Rogerio Galindo: Por que vereadores pegos em rachadinhas, assédio sexual e racismo não foram cassados e Renato Freitas será?

Tempo de leitura: 4 min
Renato Freitas em sessão do Conselho de Ética. Foto: Carlos Costa/CMC

Dez crimes que levaram à cassação de Renato Freitas

Negro, pobre, periférico, Renato Freitas acreditou que era possível lutar contra o racismo e a exclusão e sair impune. Mas a Câmara nos mostra mais uma vez que isso é impossível

Por Rogerio Galindo, na Plural

Por que a Câmara de Curitiba vai cassar Renato Freitas?

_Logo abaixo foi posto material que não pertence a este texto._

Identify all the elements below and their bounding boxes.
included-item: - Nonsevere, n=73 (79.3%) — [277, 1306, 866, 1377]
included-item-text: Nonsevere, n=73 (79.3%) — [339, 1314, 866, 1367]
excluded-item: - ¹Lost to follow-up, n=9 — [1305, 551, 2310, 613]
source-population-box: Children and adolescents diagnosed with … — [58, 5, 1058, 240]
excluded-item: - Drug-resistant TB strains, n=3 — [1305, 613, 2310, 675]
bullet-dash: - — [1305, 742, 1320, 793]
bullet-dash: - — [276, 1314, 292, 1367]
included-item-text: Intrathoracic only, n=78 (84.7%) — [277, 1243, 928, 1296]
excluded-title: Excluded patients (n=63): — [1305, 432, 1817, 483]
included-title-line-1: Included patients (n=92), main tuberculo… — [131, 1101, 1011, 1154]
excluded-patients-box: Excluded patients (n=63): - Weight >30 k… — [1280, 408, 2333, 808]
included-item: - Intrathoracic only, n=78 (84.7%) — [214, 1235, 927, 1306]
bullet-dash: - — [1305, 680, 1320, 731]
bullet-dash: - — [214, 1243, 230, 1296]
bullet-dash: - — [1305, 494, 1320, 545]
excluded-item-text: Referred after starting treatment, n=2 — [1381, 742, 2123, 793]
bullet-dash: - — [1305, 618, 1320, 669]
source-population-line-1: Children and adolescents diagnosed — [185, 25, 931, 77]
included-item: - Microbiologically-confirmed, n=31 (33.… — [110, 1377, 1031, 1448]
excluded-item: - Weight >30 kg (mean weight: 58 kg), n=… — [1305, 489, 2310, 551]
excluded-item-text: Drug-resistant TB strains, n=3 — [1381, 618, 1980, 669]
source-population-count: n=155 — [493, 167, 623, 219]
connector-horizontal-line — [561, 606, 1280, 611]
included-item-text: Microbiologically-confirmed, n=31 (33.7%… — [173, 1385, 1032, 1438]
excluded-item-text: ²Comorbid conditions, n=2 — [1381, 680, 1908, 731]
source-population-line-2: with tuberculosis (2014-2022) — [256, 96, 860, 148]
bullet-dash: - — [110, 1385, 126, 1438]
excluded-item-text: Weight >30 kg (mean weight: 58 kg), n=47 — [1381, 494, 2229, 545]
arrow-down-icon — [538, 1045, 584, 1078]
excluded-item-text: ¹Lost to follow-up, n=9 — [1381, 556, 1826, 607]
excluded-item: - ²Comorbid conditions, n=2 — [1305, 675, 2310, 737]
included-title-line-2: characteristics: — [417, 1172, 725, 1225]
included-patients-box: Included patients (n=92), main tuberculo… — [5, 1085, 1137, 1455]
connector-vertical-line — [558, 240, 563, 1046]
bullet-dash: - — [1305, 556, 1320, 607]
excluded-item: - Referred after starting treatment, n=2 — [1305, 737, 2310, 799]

Punir um colega vai contra tudo que os vereadores da cidade acreditam – e no entanto, ficou claro que dessa vez não há escapatória.

Derrotado no Conselho de Ética, Renato provavelmente sofrerá um resultado ainda mais humilhante em plenário. Perderá não só o mandato como os direitos políticos.

Não exercerá mais o cargo para o qual foi eleito, nem poderá disputar as eleições de outubro.

Mas por quê?

A Câmara de Curitiba é conhecida por seu corporativismo: teve todas as oportunidades para cassar mandatos, e sempre recuou.

Um presidente que mandou por 15 anos a Câmara com mão de ferro foi pego em um escândalo milionário – não foi cassado.

Vereadoras foram pegas fazendo rachadinha em seus gabinetes – não foram cassadas. Um vereador cometeu assédio sexual – não foi cassado. Outro cometeu racismo explícito – e escapou.

Por que Renato Freitas não escapará?

Por que pela primeira vez a Câmara decide que é preciso punir como máximo rigor um de seus pares. Uma vereadora que roubou o erário perdeu apenas o direito de falar ao microfone por uns dias. Renato Freitas será cassado, expulso da Câmara, expelido da vida política de Curitiba – será enxotado como um cão indesejado que entrasse pela porta da Câmara. Por quê?

Há motivos para isso, e não são difíceis de se perceber. Renato Freitas é vereador, e aí acaba toda a semelhança entre ele e seus pares julgados anteriormente. Em todo o resto ele é uma exceção. E ser fora do padrão é seu crime.

O primeiro erro de Renato Freitas foi nascer preto. O segundo foi nascer pobre. O terceiro foi nascer na periferia.

Claro, há outros vereadores negros (poucos). Há quem tenha nascido pobre, e sempre há os representantes da periferia. Mas Renato Freitas é diferente dele também. Porque há outros crimes que o levam a ser alvo dessa cassação.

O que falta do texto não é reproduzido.